HDP bir siyasi parti değildir -1

Osmanlı İmparatorluğu için 19. yüzyılın sonları, 20. yüzyılın başları artık ciddi ciddi topraklarının paylaşılmasının konuşulduğu yıllardır. Batı baskısıyla ilan edilen Tanzimat ve Islahat fermanları, içeride başlayan siyasi hareketlilik, bu çerçevede ilan edilen Birinci Meşrutiyet, Rus Harbi, Kuzey Afrika’nın adım adım elden çıkması, Balkanlarda başlayan yerel milliyetçi çete saldırıları, Ermeni çetelerinin saldırıları, Trablusgarp mücadelesi, Balkan harbi vs. derken Birinci Dünya Savaşı kapıya dayanmış, Osmanlı İmparatorluğu kendisini bu savaşın merkezinde bulmuştu.

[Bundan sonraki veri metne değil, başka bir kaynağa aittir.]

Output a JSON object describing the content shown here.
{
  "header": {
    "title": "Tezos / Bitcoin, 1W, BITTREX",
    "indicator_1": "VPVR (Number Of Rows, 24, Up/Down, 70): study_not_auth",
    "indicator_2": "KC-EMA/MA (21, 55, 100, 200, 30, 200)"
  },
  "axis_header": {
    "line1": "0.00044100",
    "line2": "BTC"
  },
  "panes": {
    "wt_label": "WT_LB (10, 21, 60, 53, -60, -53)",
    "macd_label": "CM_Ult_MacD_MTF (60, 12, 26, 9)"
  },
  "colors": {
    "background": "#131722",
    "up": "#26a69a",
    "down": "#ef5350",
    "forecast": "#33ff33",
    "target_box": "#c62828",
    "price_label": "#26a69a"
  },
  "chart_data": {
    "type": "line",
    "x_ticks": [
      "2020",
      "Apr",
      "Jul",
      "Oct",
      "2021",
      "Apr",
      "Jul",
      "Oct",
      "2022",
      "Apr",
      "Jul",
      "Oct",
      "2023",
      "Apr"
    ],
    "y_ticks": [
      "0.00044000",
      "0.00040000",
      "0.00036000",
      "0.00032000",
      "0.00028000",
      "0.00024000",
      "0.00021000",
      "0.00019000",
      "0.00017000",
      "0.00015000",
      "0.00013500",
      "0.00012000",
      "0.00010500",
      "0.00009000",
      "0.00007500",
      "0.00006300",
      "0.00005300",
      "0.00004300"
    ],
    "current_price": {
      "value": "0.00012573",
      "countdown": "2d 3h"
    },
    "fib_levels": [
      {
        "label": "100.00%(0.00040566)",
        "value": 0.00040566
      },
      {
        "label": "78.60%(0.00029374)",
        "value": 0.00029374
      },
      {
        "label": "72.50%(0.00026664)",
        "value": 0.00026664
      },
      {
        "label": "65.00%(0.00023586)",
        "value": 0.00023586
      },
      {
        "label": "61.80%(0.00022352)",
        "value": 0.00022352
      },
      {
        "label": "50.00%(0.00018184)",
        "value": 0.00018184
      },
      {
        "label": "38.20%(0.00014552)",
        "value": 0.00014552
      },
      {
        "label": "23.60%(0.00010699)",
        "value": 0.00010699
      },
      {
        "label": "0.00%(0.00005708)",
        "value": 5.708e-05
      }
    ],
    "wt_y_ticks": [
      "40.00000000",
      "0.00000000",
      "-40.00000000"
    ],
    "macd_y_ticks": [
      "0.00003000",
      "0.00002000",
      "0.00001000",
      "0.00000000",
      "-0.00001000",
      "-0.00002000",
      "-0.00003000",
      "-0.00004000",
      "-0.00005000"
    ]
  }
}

Bir parantez açalım: Günümüzde bazı kesimler “Osmanlı’yı savaşa sokanın İttihat ve Terakki Cemiyeti olduğunu” söyler ancak savaşın cepheleri ve stratejik hedefleri incelendiğinde, müttefiklerimiz de dahil olmak üzere savaşan büyük güçlerin Osmanlı İmparatorluğu topraklarının hedeflendiği çok net görülmektedir. Müttefik seçenekleri, direnme stratejisine bağlı taktik hamleler vs. gibi konular tartışılabilir ancak zaten toprakları hedeflenen bir ülkenin o savaşa girmemesi mümkün görünmemektedir.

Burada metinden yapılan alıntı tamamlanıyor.